| I've been trying to refrain from commenting, too, so that's one thing that we have... had in common. > ...of course WebM exclusivity is the right way to go. Mozilla supports it, Chrome supports it, Opera supports it, Flash will be supporting it in the near future... First of all, including Opera in the list of those in favor of WebM is a lot like including Iceland in the Coalition of the Willing. If you live in Iceland, you probably overestimate Iceland's importance, but it undermines the intent of making a list in the first place. The flip side of this is that, while Internet Explorer probably won't support WebM unless Google indemnifies adopters, IE is almost as irrelevant as Opera in the arenas of both web video and The Future. Here's where we really are: * Apple likes H.264 for the following reasons:
* The licensing and liability is known, and Apple can afford to pay. They don't care if web video ends up being a high stakes poker table, because they're a high roller.
* H.264-encoded video looks better than WebM video and takes up slightly less space.
* Most current graphics silicon supports hardware decoding of H.264, which allows for video playback that is both gorgeous and economical.
* Mozilla liked Theora because they can't or won't pay to license H.264, and Theora was the only open source candidate they could find to run in the election. Free is more important than good.

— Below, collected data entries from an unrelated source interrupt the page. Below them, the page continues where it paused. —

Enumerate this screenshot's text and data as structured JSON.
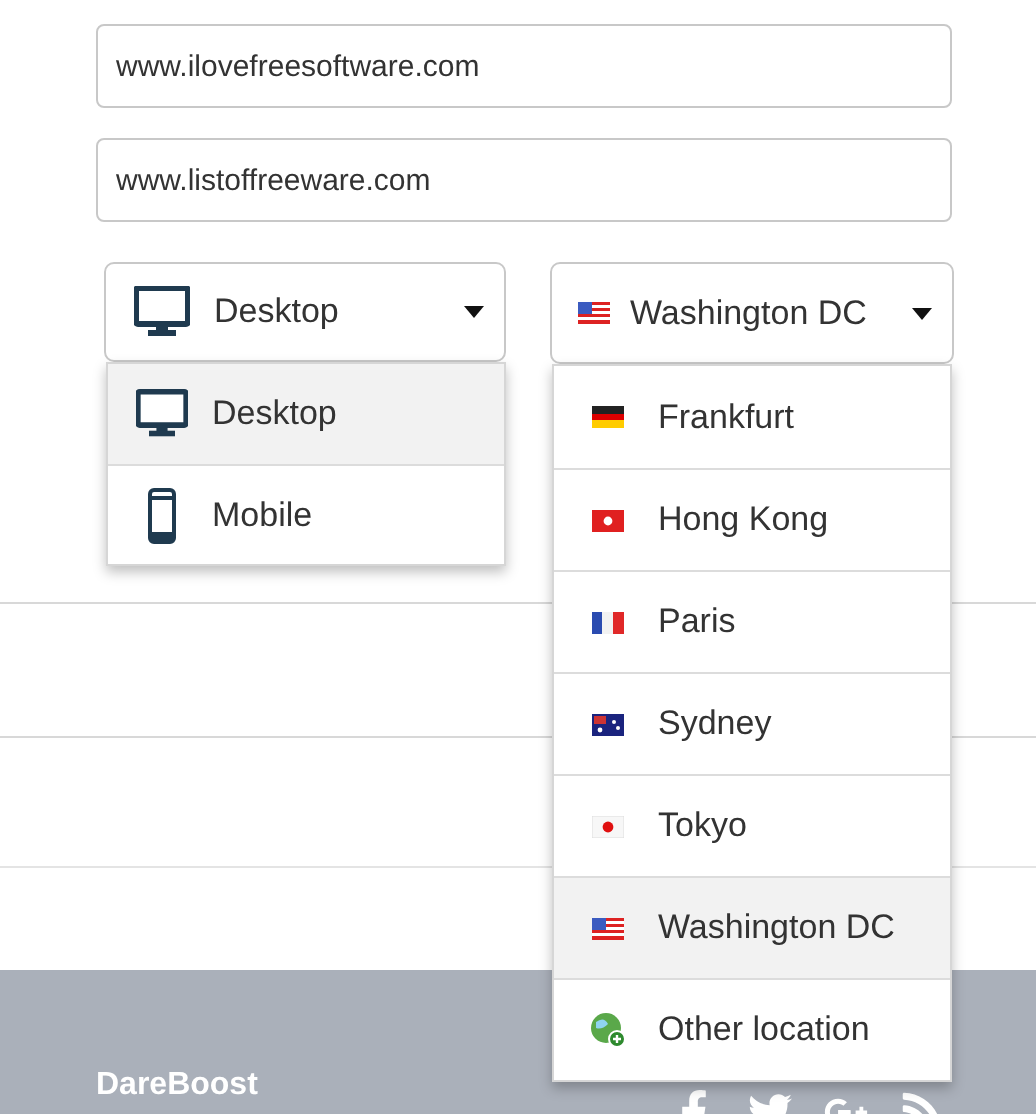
{
  "url_fields": [
    {
      "value": "www.ilovefreesoftware.com"
    },
    {
      "value": "www.listoffreeware.com"
    }
  ],
  "device_select": {
    "value": "Desktop",
    "kind": "desktop",
    "expanded": true,
    "options": [
      {
        "label": "Desktop",
        "kind": "desktop",
        "selected": true
      },
      {
        "label": "Mobile",
        "kind": "mobile",
        "selected": false
      }
    ]
  },
  "location_select": {
    "value": "Washington DC",
    "kind": "usa",
    "expanded": true,
    "options": [
      {
        "label": "Frankfurt",
        "kind": "germany",
        "selected": false
      },
      {
        "label": "Hong Kong",
        "kind": "hongkong",
        "selected": false
      },
      {
        "label": "Paris",
        "kind": "france",
        "selected": false
      },
      {
        "label": "Sydney",
        "kind": "australia",
        "selected": false
      },
      {
        "label": "Tokyo",
        "kind": "japan",
        "selected": false
      },
      {
        "label": "Washington DC",
        "kind": "usa",
        "selected": true
      },
      {
        "label": "Other location",
        "kind": "globe",
        "selected": false
      }
    ]
  },
  "footer": {
    "brand": "DareBoost"
  }
}
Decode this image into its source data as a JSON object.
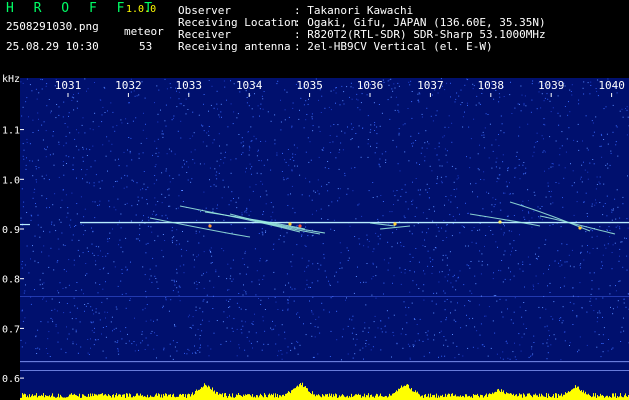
{
  "header": {
    "app_title": "H R O F F T",
    "version": "1.0.0",
    "filename": "2508291030.png",
    "datetime": "25.08.29 10:30",
    "meteor_label": "meteor",
    "meteor_count": "53",
    "info": [
      {
        "label": "Observer",
        "value": ": Takanori Kawachi"
      },
      {
        "label": "Receiving Location",
        "value": ": Ogaki, Gifu, JAPAN (136.60E, 35.35N)"
      },
      {
        "label": "Receiver",
        "value": ": R820T2(RTL-SDR) SDR-Sharp 53.1000MHz"
      },
      {
        "label": "Receiving antenna",
        "value": ": 2el-HB9CV Vertical (el. E-W)"
      }
    ]
  },
  "spectrogram": {
    "y_unit": "kHz",
    "time_ticks": [
      "1031",
      "1032",
      "1033",
      "1034",
      "1035",
      "1036",
      "1037",
      "1038",
      "1039",
      "1040"
    ],
    "freq_ticks": [
      "1.1",
      "1.0",
      "0.9",
      "0.8",
      "0.7",
      "0.6"
    ],
    "colors": {
      "background": "#00106e",
      "noise": "#3a6cff",
      "carrier": "#b8ecff",
      "trace": "#9ff0e0",
      "tick_labels": "#ffffff",
      "amplitude": "#ffff00"
    }
  }
}
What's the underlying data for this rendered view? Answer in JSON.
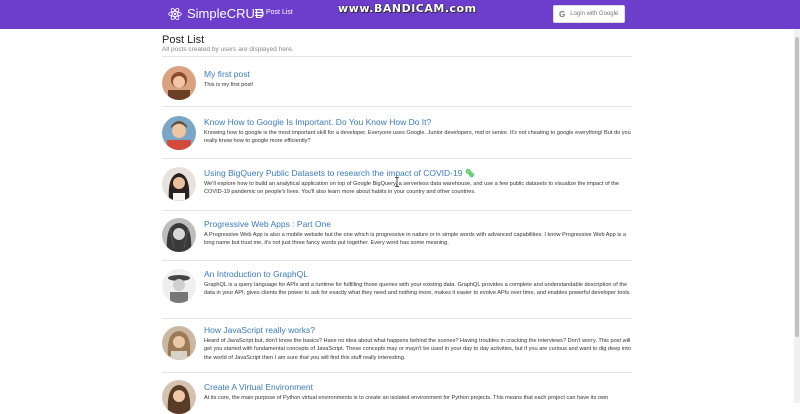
{
  "navbar": {
    "brand": "SimpleCRUD",
    "menu_label": "Post List",
    "watermark": "www.BANDICAM.com",
    "login_label": "Login with Google",
    "login_icon": "G",
    "color": "#6c3ecb"
  },
  "page": {
    "title": "Post List",
    "subtitle": "All posts created by users are displayed here."
  },
  "posts": [
    {
      "title": "My first post",
      "body": "This is my first post!"
    },
    {
      "title": "Know How to Google Is Important. Do You Know How Do It?",
      "body": "Knowing how to google is the most important skill for a developer. Everyone uses Google. Junior developers, mid or senior. It's not cheating to google everything! But do you really know how to google more efficiently?"
    },
    {
      "title": "Using BigQuery Public Datasets to research the impact of COVID-19 🦠",
      "body": "We'll explore how to build an analytical application on top of Google BigQuery, a serverless data warehouse, and use a few public datasets to visualize the impact of the COVID-19 pandemic on people's lives. You'll also learn more about habits in your country and other countries."
    },
    {
      "title": "Progressive Web Apps : Part One",
      "body": "A Progressive Web App is also a mobile website but the one which is progressive in nature or in simple words with advanced capabilities. I know Progressive Web App is a long name but trust me, it's not just three fancy words put together. Every word has some meaning."
    },
    {
      "title": "An Introduction to GraphQL",
      "body": "GraphQL is a query language for APIs and a runtime for fulfilling those queries with your existing data. GraphQL provides a complete and understandable description of the data in your API, gives clients the power to ask for exactly what they need and nothing more, makes it easier to evolve APIs over time, and enables powerful developer tools."
    },
    {
      "title": "How JavaScript really works?",
      "body": "Heard of JavaScript but, don't know the basics? Have no idea about what happens behind the scenes? Having troubles in cracking the interviews? Don't worry. This post will get you started with fundamental concepts of JavaScript. These concepts may or mayn't be used in your day to day activities, but if you are curious and want to dig deep into the world of JavaScript then I am sure that you will find this stuff really interesting."
    },
    {
      "title": "Create A Virtual Environment",
      "body": "At its core, the main purpose of Python virtual environments is to create an isolated environment for Python projects. This means that each project can have its own"
    }
  ]
}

* Google likes WebM for the following reasons:
* They can control its development.
* It is, so far as anyone knows, unencumbered by patents, so no licensing. I say "so far as anyone knows" because that's what Google is saying by not indemnifying WebM adopters. If you're worried about a theoretical MPEG-LA licensing gotcha, then you have to be equally worried that, if/when WebM adoption is significant, patent trolls won't show up with claims of infringement. At least with H.264, the licensing terms have been stated. YOU personally may not be worried about either scenario, but you're probably not weighing whether you should produce graphics chips that decode WebM. Does anybody on this forum want to argue whether the chipmakers who've pledged to do WebM decoding aren't nervously watching to see if more Android hardware makers get sued? By not indemnifying adopters, Google is essentially picking an open source fight in a crowded bar and then ducking out the side door. >The only reason people are complaining is that their iPhones have H.264 hardware acceleration. Well, dude, you'll just have to deal with software decode for some videos. The world does not revolve around iOS, no matter how much you want it to. That is a very big component to the complaining: I can't watch your idealism on my iPad for the duration of a 6-hour flight. And you're right, the world does not revolve around iOS, but the video world does revolve around H.264 right now. If you're not shooting with actual film, then your video workflow literally starts and ends with H.264. And maybe more to the point web video does revolve around iOS devices, because iOS users watch orders of magnitude more video than anybody else. > WebM provides roughly equivalent features and quality If by "features" you're excluding fast, economical encoding and decoding and by "quality" you're excluding picture quality. "Roughly equivalent" is just weaseling around admitting H.264 looks and works better. Someday... who knows? Someday GM might make a better car than Toyota, but for now, GM is stuck saying things like "[our] quality can't be beat by Toyota." > I find the pointless hipster-fanboy whining to be pretty grating, personally. And the hipster-fanboys doing the pointless whining harbor deep suspicions that people who are willing to trade their audio and video playback quality today for the open source promise of adequate video someday don't really care much about audio or video. |
Does MPEG-LA indemnify its customers against patents by others (such as Google)?
Google and MPEG-LA both have a bunch of patents that apply to somewhat similar codecs. The only difference is that everyone knows Google's not going to be a jerk about it. Who knows, other patent trolls might turn up that attack MPEG-LA customers.
> By not indemnifying adopters, Google is essentially picking an open source fight in a crowded bar and then ducking out the side door.
Google's not "ducking out" of anywhere: it will be probably the biggest WebM publisher out there because of YouTube. Of any WebM publisher, they'll have the biggest target on their back. And by pushing WebM so hard, clearly Google thinks this is a battle they can win.